Drama critic Fintan O'Toole wrote that DruidShakespeare asks "How can a state rid itself of the chaos and violence from which it emerges?" That key words, "violence" permeates the play, with deaths accompanied by spurts of blood. Similarly, "chaos" is a good descriptor of the play; its mood is borderline schizophrenic with its shifts from serious drama to farce. Henry V's comical French opponents prance around the stage with their ineffectual fencing one moment, and not long after we see them brutally executing Henry's soldiers. If the play offers a solution to Fintan O' Toole's question , it's by purging the state of its misfits, of its loose cogs. As Henry V's rejection of Falstaff breaks him, through his war with France, Henry cleanses his state of the rest of the comic misfits, petty thieves and fools who have no place in Henry's vision. Astutely, DruidShakespeare has these misfits rise from their deaths as a lingering elegy to flawed humanity crushed in the machinations of a state.

Is this a definitive Irish take on Shakespeare? Who can say. But DruidShakespeare c certainly delights itself in its wrestling with its source material, with small ironies such as Henry IV referring to himself as a true born Englishman when this play's Henry is neither English nor a man. It delivers on drama and laughs; and manages to entertain despite a slight dip in the middle, which is impressive for a play five-plus hours long.

A Midsummer Night's Dream - Abbey Theatre



The curtain pulls back as Johnny Cash's Ghost Riders in the Sky welcomes us to Athens.  Front and centre two walking frame-bound Athenians duel with rapiers, while others dance (slowly), and a crude blue moon is painted on to the back wall. It becomes apparent very quickly that this Athens' high white walls do not contain a kingdom. It's a nursing home. At this point you may think you have it wrong, then a familiar speech pattern crackles through the nursing home's intercom: ""Now, fair Hippolyta, our nuptial hour/ Draws on apace.." Our lovers are older than Theseus and Hippolyta, Egeus is Hermia's son rather than father, and the fairies in the forest are no more than the vivid dream of nursing home residents; this is Gavin Quinn's A Midsummer Night's Dream.

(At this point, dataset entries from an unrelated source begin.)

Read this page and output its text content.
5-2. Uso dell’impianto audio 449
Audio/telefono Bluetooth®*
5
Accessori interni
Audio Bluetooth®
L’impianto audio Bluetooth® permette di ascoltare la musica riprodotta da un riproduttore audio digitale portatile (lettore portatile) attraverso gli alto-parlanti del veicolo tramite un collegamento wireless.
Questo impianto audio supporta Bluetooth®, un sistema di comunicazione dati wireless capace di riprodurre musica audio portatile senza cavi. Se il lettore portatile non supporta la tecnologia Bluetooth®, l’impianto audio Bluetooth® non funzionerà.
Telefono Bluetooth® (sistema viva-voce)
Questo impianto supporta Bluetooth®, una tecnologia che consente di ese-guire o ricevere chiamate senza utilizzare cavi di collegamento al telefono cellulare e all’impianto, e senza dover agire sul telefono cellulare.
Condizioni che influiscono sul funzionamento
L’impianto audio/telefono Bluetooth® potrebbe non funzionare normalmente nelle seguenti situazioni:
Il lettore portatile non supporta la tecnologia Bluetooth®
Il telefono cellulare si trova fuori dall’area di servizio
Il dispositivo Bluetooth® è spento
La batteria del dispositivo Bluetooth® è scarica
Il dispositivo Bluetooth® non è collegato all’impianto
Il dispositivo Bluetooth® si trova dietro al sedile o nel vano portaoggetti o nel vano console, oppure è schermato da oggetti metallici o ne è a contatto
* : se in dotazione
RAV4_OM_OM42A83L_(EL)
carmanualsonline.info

The inversion of characters roles, may seem like a gimmicky, superficial change at first, but it becomes apparent that this change adds a different texture to the play. The lovers chasing after each other is no longer the obnoxious folly of horny teenagers, but is instead a meaningful attempt to rekindle this folly, a goal only achievable in the absence of authority, controlling children, and with the liberation that only dreams can bring. This effect is aided by the interspersed, dreamy deliveries of Shakespeare's sonnets throughout the play, most aptly by Sonnet 27 delivered as the Athenians are on their way to bed and fairy time is coming: "Weary with toil, I haste me to my bed,/The dear repose for limbs with travel tired;/ But then begins a journey in my head.." The journey here is a journey to rejuvenated youth. The lovers are the highlight of the play and this is due in no small part to the performances of John Kavanagh (Lysander), Barry McGovern (Demetrius), Gina Moxley (Helena), and Áine Ní Mhuirí (Hermia) whose transformations from sluggish retirees to warring youths is endlessly entertaining.

Entertaining is a key descriptor of this production as it's full of playful cues, such as the painted on moon and sun in the background to simulate day and night. The lighting is similarly toyed with: Puck taunting the hand-torch wielding lovers, projectors casting shadows to simulate the woods, and in one of the play's funniest moments: Peter Quince (played by David Pearse) stepping out of a spotlight during the delivery of Pyramus & Thisbe's prologue to whimper. It is in the Rude Mechanics performance  that the production truly expresses its intent: to be irreverently fun. Despite the presence of the solemn sonnets and more serious moments like Oberyn and Titania's initial confrontation, as well as the influence of age inversion on the play's themes: It's a lot of fun. This energetic fun is presented from the opening cacophony to the  Mechanics "Burgomask" dance finale, or in this instance:  awkward dancing to Darude's Sandstorm. Puck may ask forgiveness if "we shadows have offended", but the play doesn't care if you are. More power to it.